The same pattern applies to scenarios, agents, and entities:
from ai_economist.foundation.base.base_env import BaseEnvironment, scenario_registry

@scenario_registry.add
class MyScenario(BaseEnvironment):
    name = "my/scenario"
    agent_subclasses = ["BasicMobileAgent", "BasicPlanner"]
    required_entities = ["Wood", "Stone"]
    ...
Registered names must be unique within each registry and must not contain a . character. Look up a class by name with registry.get(name), and check existence with registry.has(name).

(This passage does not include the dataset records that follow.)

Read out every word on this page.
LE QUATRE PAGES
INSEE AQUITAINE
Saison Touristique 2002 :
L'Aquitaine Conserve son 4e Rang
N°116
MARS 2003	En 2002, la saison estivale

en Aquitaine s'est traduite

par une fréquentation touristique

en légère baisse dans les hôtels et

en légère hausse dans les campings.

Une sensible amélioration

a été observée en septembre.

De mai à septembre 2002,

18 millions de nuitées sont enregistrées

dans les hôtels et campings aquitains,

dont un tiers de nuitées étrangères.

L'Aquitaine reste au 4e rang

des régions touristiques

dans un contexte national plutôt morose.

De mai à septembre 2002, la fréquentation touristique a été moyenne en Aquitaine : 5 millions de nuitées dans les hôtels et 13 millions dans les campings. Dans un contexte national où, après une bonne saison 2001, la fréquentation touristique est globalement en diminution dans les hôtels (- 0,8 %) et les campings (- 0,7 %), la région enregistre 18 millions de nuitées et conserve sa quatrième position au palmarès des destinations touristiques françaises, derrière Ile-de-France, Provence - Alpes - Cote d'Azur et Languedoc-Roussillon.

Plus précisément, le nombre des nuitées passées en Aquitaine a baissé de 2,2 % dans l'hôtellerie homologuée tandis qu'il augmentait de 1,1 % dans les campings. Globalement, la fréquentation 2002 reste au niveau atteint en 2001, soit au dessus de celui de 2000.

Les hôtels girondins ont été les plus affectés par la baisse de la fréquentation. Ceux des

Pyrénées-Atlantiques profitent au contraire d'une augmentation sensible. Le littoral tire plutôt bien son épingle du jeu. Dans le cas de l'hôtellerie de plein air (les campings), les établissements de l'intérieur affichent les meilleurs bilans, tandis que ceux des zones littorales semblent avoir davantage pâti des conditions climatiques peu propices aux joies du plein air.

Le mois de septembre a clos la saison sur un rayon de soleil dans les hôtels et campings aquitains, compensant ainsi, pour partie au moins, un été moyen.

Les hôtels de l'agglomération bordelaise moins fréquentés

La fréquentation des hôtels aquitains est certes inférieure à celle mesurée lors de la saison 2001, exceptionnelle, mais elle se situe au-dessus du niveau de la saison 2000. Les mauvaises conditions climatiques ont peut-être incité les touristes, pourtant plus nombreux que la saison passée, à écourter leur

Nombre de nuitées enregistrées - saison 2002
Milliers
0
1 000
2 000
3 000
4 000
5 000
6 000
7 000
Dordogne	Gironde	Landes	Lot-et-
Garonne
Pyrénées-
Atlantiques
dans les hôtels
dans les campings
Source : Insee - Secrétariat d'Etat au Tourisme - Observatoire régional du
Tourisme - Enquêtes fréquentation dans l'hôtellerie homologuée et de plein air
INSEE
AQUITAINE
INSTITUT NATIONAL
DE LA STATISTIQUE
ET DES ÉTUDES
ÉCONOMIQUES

Constructing an environment

from ai_economist import foundation

env = foundation.scenarios.get("uniform/simple_wood_and_stone")(
    components=[
        ("Build", {"payment": 20}),
        ("Gather", {"move_labor": 1.0, "collect_labor": 2.0}),
    ],
    n_agents=10,
    world_size=[25, 25],
    episode_length=1000,
)

obs = env.reset()
actions = {agent.idx: agent.get_random_action() for agent in env.all_agents}
obs, rew, done, info = env.step(actions)
The components argument is an ordered list of ("ComponentName", {kwargs}) tuples. The order matters: component_step() and generate_observations() are called in the listed order every timestep.
Coin and Labor are always included in every environment. Coin is added to resources automatically; Labor is added to endogenous variables automatically.